Procedural context: when a GAL is proposed, the appointment order is where scope, budget, and a reporting deadline can be defined; an unscoped GAL appointment is an open-ended cost and an open-ended risk. Whether the appointment is necessary is a question the court can be asked to address on the record.


The bench

They appear most before Hon. Margarita Hartley Moore (10), then Hon. Heidi Winslow (5) and Hon. Christine Rapillo (5), followed by Kowalski (4), Boni-Vendola (2), Nieves (2), Grossman (2), and Goodrow (2). Familiarity with a recurring set of judges is part of the firm's profile. The assigned judge's standing orders and motion practice are public, and a party who reads them is working from the same baseline information.


What to expect — and your procedural options

Against a continuance-and-leverage firm, the data points to a few recurring patterns; below, each is paired with the neutral procedural tool or rule that corresponds to it. These are descriptions of how the rules work, not recommendations about any specific case.
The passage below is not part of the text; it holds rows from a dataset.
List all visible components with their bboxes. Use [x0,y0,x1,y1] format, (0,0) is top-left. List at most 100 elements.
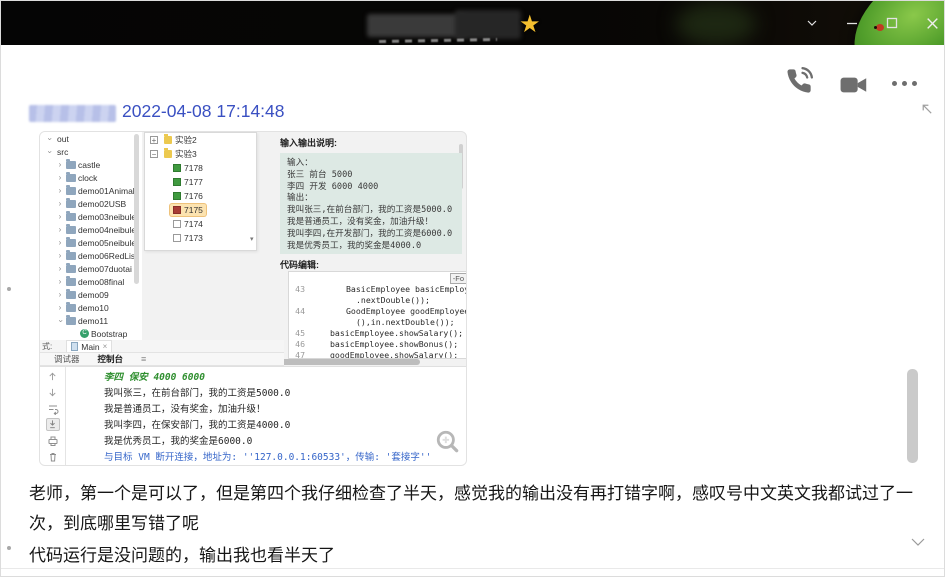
tab-close-icon[interactable]: × [103,342,108,351]
submission-row[interactable]: 7174 [145,217,256,231]
close-button[interactable] [924,15,940,31]
tree-item[interactable]: clock [40,171,142,184]
tab-debugger[interactable]: 调试器 [54,353,80,365]
tree-item[interactable]: demo01Animal [40,184,142,197]
submission-row[interactable]: 7175 [145,203,256,217]
tree-item[interactable]: Bootstrap [40,327,142,340]
status-icon [173,178,181,186]
submission-label-wrap: 实验3 [161,148,200,160]
submission-row[interactable]: + 实验2 [145,133,256,147]
console-panel: 李四 保安 4000 6000 我叫张三，在前台部门，我的工资是5000.0 我是… [40,366,466,465]
submission-label: 7174 [184,219,203,229]
tree-item[interactable]: demo10 [40,301,142,314]
chat-scrollbar[interactable] [907,369,918,463]
window-controls [804,1,940,45]
io-line: 张三 前台 5000 [287,169,353,180]
input-area-divider [1,568,944,569]
submission-row[interactable]: 7178 [145,161,256,175]
tree-item[interactable]: demo09 [40,288,142,301]
submission-label: 7176 [184,191,203,201]
editor-tab-strip: 式: Main × [40,340,284,353]
submission-label: 7177 [184,177,203,187]
submission-label-wrap: 实验2 [161,134,200,146]
code-segment: .nextDouble()); [356,295,430,305]
chevron-icon [56,174,64,182]
code-text: BasicEmployee basicEmployee=n [346,284,466,295]
console-output: 李四 保安 4000 6000 我叫张三，在前台部门，我的工资是5000.0 我是… [104,370,431,465]
trash-icon[interactable] [46,450,60,463]
chevron-icon [56,291,64,299]
code-text: GoodEmployee goodEmployee=new [346,306,466,317]
censor-blob [367,14,467,37]
screenshot-attachment[interactable]: out src castle clock [39,131,467,466]
tree-item[interactable]: demo04neibule [40,223,142,236]
folder-icon [66,314,76,325]
console-output-line: 我是优秀员工，我的奖金是6000.0 [104,436,253,447]
console-input-line: 李四 保安 4000 6000 [104,372,205,383]
print-icon[interactable] [46,434,60,447]
tree-item[interactable]: demo05neibule [40,236,142,249]
tree-item-label: demo05neibule [78,237,137,248]
scroll-down-arrow-icon[interactable] [46,386,60,399]
menu-icon[interactable]: ≡ [141,354,146,364]
tree-item[interactable]: demo02USB [40,197,142,210]
console-output-line: 我是普通员工，没有奖金，加油升级！ [104,404,266,415]
code-line: 46 basicEmployee.showBonus(); [289,339,466,350]
status-icon [173,192,181,200]
submission-row[interactable]: 7176 [145,189,256,203]
censor-blob [455,10,521,39]
code-text: (),in.nextDouble()); [356,317,455,328]
zoom-in-icon[interactable] [435,429,461,460]
tree-item[interactable]: castle [40,158,142,171]
tree-scrollbar[interactable] [134,134,139,284]
folder-icon [66,197,76,208]
tree-item-label: out [57,133,69,144]
video-call-button[interactable] [839,74,869,99]
folder-icon [66,223,76,234]
redacted-sender [29,105,116,122]
chevron-icon [45,135,53,143]
code-text: basicEmployee.showSalary(); [330,328,463,339]
submission-row[interactable]: − 实验3 [145,147,256,161]
tree-item[interactable]: demo07duotai [40,262,142,275]
scroll-to-bottom-icon[interactable] [909,535,927,552]
tree-item[interactable]: demo06RedList [40,249,142,262]
maximize-button[interactable] [884,15,900,31]
collapse-arrow-icon[interactable] [919,101,934,119]
chat-messages: 老师，第一个是可以了，但是第四个我仔细检查了半天，感觉我的输出没有再打错字啊，感… [29,479,937,571]
code-segment: BasicEmployee basicEmployee= [346,284,466,294]
voice-call-button[interactable] [785,67,813,98]
more-button[interactable] [892,81,917,86]
tree-item[interactable]: src [40,145,142,158]
submission-row[interactable]: 7173 [145,231,256,245]
scroll-up-icon[interactable] [46,370,60,383]
console-output-line: 我叫李四，在保安部门，我的工资是4000.0 [104,420,291,431]
scroll-to-end-icon[interactable] [45,418,60,431]
code-line: 45 basicEmployee.showSalary(); [289,328,466,339]
folder-icon [66,262,76,273]
chevron-icon [56,187,64,195]
chevron-icon [56,317,64,325]
chevron-down-button[interactable] [804,15,820,31]
tree-item[interactable]: demo08final [40,275,142,288]
soft-wrap-icon[interactable] [46,402,60,415]
folder-icon [66,288,76,299]
submission-row[interactable]: 7177 [145,175,256,189]
tree-item-label: src [57,146,69,157]
tree-item-label: demo03neibule [78,211,137,222]
io-line: 我是普通员工，没有奖金，加油升级！ [287,216,434,227]
io-panel: 输入： 张三 前台 5000 李四 开发 6000 4000 输出： 我叫张三,在前台部… [280,153,462,254]
tab-console[interactable]: 控制台 [98,353,124,365]
chevron-icon [56,252,64,260]
chevron-icon [56,265,64,273]
tree-item[interactable]: demo03neibule [40,210,142,223]
submission-label: 实验3 [175,149,197,159]
tree-item[interactable]: out [40,132,142,145]
io-line: 我是优秀员工，我的奖金是4000.0 [287,240,422,251]
code-line: 43 BasicEmployee basicEmployee=n [289,284,466,295]
minimize-button[interactable] [844,15,860,31]
code-line: .nextDouble()); [289,295,466,306]
tree-item[interactable]: demo11 [40,314,142,327]
tab-main[interactable]: Main × [66,340,113,352]
io-line: 输出： [287,193,313,204]
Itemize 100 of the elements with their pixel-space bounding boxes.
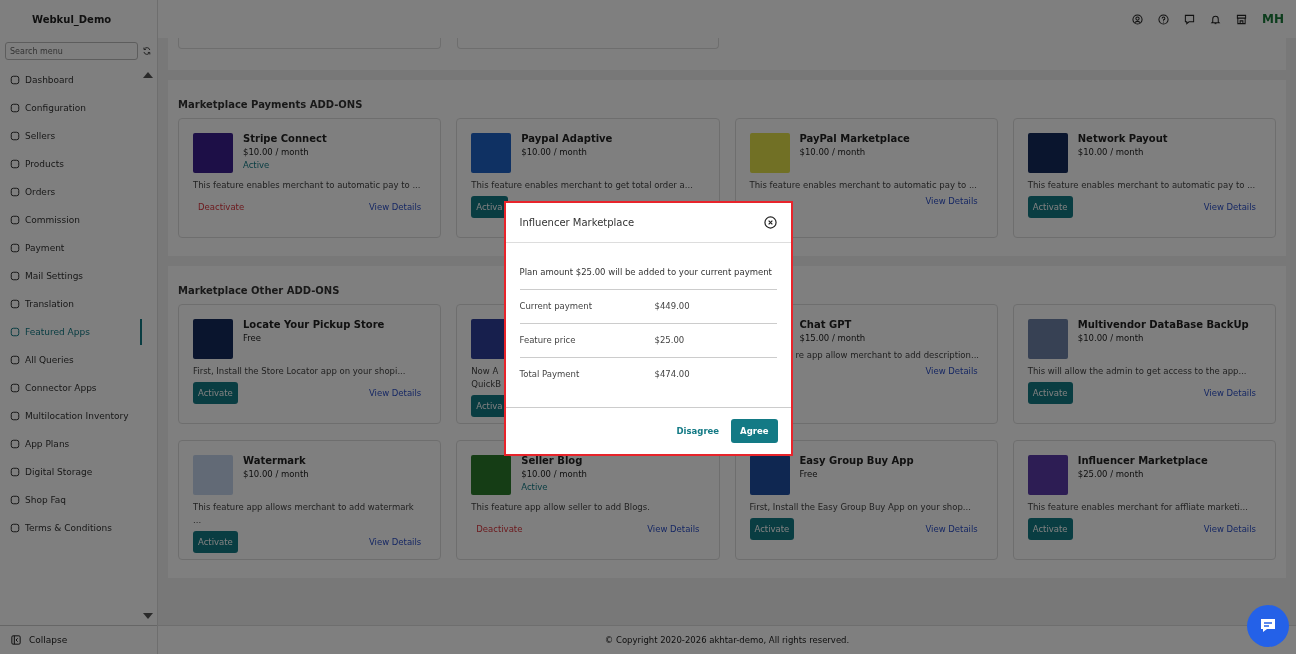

  1. The clock. Continuances are this firm's most common filing (29 of 85 motions; ~0.76/case). A Motion to Advance is the procedural tool a party may use to ask the court to hear a matter sooner; continuances can be opposed on the record. Each of those is a mechanism the rules make available — whether and when to use either is a case-specific decision.
  1. The GAL. With GAL-appointment activity in ~87% of cases, a GAL proposal is a documented tendency in these files. The appointment order is the instrument that can define written scope, budget, and a reporting deadline, and whether the appointment is necessary is a finding the court can be asked to make. See the GAL section.
  1. Fee leverage. Counsel-fee markers appear in over half their cases (~0.53/case). Under Connecticut law, fee awards turn on need and litigation conduct (C.G.S. §46b-62) — meaning a party's own continuances and filing volume are part of the litigation-conduct record the statute looks to.
  1. Discovery. Discovery motions appear in ~53% of cases, including motions to compel. Responding to discovery completely and on time is what removes a non-compliance basis for sanctions; a documented, timely response record is what a court looks to when that question arises.
  1. Filing asymmetry. A self-represented opponent will, on this data, likely see the heavier paper load (16.23 vs 12.12 filings/case). Matching volume is not what the rules require: a filing only calls for a response when the rules or an order require one, and unanswered over-filing remains on the filer's side of the record.
  1. The merits. This firm's model leans on process — the clock, the GAL, the fee and discovery activity. The substantive questions in a family matter (custody, support, division) are decided on their merits regardless of filing volume; a short, documented, merits-focused record is the counterpart to a high-volume process record.

Methodology & limits

Computed from public CT Judicial Branch docket entries and party rosters (parties → filing-side attribution → motion/outcome tally). The decided-motion sample here is small (24 decided), so no contested-motion win-rate percentage is reported. Marker counts use keyword matching on docket event descriptions and may include related sub-types. Firm-name aggregation follows the docket's recorded firm name (the source truncates long names). Patterns reflect aggregate history, not the conduct of any one attorney or the merits of any one case.